The vulnerability exists in Spring Security's mechanism for detecting security annotations on methods, specifically when dealing with generic type hierarchies. The root cause is a bug in the org.springframework.security.core.annotation.UniqueSecurityAnnotationScanner.hasSameGenericTypeParameters method. This method incorrectly compared method signatures when a method in a subclass inherited from a superclass with unbounded generic parameters. The use of ResolvableType.resolve() returned null for these generics, causing the method matching to fail.
This bug is exposed through the public scan method of the UniqueSecurityAnnotationScanner. When an application using @EnableMethodSecurity tries to secure a method that falls into this specific generic inheritance scenario, the scan method is called to find the security annotations (like @PreAuthorize).

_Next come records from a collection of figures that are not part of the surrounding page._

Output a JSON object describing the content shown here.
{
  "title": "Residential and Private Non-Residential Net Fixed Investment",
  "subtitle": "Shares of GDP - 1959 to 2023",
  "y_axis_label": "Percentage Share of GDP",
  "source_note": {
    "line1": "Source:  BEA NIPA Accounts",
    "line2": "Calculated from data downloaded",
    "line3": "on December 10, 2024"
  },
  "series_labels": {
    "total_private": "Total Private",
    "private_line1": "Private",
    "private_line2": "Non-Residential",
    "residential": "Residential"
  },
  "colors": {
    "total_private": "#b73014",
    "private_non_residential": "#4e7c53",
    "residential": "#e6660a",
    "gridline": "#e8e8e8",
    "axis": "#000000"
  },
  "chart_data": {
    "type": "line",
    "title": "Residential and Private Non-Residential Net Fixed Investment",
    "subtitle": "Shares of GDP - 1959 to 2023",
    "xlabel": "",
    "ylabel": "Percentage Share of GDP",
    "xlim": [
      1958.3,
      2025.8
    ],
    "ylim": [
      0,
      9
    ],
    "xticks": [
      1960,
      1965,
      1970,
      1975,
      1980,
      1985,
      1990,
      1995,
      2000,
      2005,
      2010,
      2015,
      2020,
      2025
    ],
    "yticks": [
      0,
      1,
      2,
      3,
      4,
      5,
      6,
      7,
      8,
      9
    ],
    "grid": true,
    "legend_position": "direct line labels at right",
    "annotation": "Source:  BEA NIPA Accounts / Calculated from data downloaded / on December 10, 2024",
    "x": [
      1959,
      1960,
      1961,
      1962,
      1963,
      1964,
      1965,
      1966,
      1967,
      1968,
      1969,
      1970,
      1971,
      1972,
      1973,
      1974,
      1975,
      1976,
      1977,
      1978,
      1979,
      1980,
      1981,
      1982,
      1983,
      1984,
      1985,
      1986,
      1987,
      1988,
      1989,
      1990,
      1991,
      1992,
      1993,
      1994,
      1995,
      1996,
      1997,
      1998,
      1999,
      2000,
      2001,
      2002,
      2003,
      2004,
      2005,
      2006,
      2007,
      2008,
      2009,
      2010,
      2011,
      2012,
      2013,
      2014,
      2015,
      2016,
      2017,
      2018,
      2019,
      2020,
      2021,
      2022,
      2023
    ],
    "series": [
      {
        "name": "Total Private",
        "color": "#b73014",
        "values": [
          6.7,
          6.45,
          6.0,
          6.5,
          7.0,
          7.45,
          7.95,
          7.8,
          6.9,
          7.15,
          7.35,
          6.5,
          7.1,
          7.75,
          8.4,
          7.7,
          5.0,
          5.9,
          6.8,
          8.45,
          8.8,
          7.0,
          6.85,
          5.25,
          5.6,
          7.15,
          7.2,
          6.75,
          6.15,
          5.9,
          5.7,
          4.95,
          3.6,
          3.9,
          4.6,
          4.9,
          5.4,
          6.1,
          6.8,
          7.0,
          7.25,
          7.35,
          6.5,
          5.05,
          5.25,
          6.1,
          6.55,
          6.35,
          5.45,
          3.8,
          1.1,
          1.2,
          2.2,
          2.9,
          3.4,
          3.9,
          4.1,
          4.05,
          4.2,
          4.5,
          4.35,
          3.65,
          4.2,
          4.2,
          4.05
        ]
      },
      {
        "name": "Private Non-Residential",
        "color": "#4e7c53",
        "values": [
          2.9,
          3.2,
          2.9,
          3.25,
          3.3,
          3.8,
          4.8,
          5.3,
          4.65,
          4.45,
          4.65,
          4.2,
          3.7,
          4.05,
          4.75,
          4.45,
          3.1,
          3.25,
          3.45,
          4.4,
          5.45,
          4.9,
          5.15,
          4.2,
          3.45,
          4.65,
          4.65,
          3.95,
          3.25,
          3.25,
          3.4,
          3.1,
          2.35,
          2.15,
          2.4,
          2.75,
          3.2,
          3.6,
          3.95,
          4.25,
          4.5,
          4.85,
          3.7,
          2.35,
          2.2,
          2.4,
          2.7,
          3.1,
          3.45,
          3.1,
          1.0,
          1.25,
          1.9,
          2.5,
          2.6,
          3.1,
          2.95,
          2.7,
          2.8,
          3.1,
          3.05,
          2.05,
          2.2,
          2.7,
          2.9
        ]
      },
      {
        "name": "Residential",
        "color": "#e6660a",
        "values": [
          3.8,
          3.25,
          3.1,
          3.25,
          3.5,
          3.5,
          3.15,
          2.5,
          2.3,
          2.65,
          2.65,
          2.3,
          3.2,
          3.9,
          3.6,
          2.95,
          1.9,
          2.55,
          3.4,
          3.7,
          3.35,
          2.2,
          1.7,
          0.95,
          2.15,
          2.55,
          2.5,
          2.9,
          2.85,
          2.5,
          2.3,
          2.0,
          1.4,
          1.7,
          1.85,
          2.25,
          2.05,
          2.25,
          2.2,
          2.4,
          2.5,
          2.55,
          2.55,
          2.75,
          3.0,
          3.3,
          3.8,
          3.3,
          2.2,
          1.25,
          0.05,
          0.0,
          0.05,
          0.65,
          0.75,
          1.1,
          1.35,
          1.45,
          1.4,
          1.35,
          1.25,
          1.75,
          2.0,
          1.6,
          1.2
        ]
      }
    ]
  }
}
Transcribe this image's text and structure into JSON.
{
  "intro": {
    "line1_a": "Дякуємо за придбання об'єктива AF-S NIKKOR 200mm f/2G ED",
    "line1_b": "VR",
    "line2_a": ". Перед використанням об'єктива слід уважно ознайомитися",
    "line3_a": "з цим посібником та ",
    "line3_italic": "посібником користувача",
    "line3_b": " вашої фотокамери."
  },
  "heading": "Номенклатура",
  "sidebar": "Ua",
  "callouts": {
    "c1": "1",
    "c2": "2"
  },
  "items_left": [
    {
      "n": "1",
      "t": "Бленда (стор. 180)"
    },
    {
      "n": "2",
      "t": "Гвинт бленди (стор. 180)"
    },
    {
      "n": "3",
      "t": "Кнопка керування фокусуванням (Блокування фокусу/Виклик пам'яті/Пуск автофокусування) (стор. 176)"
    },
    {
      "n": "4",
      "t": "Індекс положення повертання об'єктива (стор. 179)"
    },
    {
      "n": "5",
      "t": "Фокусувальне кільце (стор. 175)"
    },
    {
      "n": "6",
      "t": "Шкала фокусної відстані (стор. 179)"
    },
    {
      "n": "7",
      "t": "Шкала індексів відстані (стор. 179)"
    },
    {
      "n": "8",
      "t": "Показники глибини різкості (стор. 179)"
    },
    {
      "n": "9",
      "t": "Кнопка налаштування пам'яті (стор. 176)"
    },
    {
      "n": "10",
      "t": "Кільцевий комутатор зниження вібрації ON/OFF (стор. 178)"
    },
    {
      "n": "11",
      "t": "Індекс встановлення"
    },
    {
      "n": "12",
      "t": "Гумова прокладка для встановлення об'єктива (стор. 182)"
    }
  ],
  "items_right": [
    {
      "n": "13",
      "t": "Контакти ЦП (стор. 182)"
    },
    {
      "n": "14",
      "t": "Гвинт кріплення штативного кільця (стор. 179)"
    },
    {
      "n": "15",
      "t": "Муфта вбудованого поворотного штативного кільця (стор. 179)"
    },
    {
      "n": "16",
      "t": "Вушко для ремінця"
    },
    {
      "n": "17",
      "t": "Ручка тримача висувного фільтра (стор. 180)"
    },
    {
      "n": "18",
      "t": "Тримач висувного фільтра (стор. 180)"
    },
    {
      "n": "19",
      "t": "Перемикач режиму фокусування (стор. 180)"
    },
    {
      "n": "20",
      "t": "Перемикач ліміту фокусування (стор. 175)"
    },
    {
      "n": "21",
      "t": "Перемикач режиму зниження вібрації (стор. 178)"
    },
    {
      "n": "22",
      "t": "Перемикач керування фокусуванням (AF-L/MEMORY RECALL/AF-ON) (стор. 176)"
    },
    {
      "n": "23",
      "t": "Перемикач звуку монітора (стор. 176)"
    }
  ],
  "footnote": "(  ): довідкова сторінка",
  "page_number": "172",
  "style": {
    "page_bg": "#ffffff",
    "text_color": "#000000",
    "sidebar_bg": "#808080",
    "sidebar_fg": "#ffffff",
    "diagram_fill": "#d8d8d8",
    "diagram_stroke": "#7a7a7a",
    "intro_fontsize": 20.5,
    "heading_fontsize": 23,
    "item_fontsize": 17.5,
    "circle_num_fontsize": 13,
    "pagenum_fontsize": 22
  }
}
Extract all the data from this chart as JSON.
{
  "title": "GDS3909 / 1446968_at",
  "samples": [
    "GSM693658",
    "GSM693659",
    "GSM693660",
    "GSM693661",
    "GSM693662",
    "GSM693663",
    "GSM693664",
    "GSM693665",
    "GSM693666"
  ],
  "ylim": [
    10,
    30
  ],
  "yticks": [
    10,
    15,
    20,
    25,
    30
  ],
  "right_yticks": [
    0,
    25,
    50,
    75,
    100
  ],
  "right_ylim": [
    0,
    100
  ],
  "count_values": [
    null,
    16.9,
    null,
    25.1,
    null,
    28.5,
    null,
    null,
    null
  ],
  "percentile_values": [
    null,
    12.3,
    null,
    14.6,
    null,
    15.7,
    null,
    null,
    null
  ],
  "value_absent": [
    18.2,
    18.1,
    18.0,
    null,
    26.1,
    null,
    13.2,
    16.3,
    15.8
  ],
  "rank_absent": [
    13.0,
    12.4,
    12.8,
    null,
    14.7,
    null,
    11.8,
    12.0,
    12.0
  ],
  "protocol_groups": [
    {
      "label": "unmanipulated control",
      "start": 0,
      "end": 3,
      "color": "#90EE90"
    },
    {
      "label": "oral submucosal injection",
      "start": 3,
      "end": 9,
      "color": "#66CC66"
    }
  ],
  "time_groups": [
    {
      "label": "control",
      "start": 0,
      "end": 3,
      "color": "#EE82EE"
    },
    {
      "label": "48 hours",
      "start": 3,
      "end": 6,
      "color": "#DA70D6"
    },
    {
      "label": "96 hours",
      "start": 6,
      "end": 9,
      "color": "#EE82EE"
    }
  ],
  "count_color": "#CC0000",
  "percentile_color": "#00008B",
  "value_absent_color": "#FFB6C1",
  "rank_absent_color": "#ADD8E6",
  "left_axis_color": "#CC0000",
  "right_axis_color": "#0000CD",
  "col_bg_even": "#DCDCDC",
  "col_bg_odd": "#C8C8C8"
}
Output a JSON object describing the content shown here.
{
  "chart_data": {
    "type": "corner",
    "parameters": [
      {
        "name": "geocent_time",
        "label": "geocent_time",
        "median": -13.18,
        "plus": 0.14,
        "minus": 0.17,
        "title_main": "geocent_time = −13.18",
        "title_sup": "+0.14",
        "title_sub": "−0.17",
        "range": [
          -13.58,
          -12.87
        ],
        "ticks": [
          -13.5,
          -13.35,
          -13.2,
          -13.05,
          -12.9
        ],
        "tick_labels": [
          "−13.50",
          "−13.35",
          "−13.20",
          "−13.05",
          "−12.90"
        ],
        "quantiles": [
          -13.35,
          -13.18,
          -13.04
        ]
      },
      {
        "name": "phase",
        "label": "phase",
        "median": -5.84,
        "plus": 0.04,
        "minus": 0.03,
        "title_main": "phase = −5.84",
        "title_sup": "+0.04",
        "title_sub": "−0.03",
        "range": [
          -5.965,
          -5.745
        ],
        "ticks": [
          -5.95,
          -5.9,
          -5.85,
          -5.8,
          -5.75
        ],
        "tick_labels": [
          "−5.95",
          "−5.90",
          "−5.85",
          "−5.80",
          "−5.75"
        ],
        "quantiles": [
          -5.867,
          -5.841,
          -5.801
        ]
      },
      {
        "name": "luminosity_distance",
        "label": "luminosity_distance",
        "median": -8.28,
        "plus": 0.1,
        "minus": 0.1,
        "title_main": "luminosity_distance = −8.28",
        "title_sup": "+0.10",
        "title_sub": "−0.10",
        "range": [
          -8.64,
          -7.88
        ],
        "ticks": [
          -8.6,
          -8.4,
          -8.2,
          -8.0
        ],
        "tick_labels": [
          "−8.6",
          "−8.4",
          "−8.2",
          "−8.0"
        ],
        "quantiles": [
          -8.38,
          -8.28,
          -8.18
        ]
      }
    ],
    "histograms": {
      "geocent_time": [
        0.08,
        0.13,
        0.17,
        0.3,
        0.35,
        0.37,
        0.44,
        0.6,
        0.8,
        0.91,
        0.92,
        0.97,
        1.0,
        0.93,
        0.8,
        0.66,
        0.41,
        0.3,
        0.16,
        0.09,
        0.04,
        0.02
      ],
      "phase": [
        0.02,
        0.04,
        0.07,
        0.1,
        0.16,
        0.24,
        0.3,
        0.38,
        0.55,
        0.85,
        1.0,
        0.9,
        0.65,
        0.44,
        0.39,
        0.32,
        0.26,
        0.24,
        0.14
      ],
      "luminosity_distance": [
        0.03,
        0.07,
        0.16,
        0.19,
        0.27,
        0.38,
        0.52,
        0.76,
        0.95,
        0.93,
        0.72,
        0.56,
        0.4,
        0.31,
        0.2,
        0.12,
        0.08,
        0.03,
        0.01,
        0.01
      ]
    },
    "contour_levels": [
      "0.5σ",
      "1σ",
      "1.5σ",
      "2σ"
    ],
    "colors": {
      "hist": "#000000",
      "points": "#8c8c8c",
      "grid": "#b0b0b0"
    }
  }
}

Due to the bug in hasSameGenericTypeParameters, the scan method fails to find the annotation and returns no security metadata. This leads to Spring Security treating the method as if it has no security constraints, resulting in a complete authorization bypass.
The patch addresses the issue by changing .resolve() to .toClass(). This ensures that even if a generic type is unbounded, it is resolved to java.lang.Object, allowing the method comparison to succeed and the security annotation to be correctly identified. Therefore, both the scan method (the entry point) and the hasSameGenericTypeParameters method (the location of the bug) are critical to understanding this vulnerability.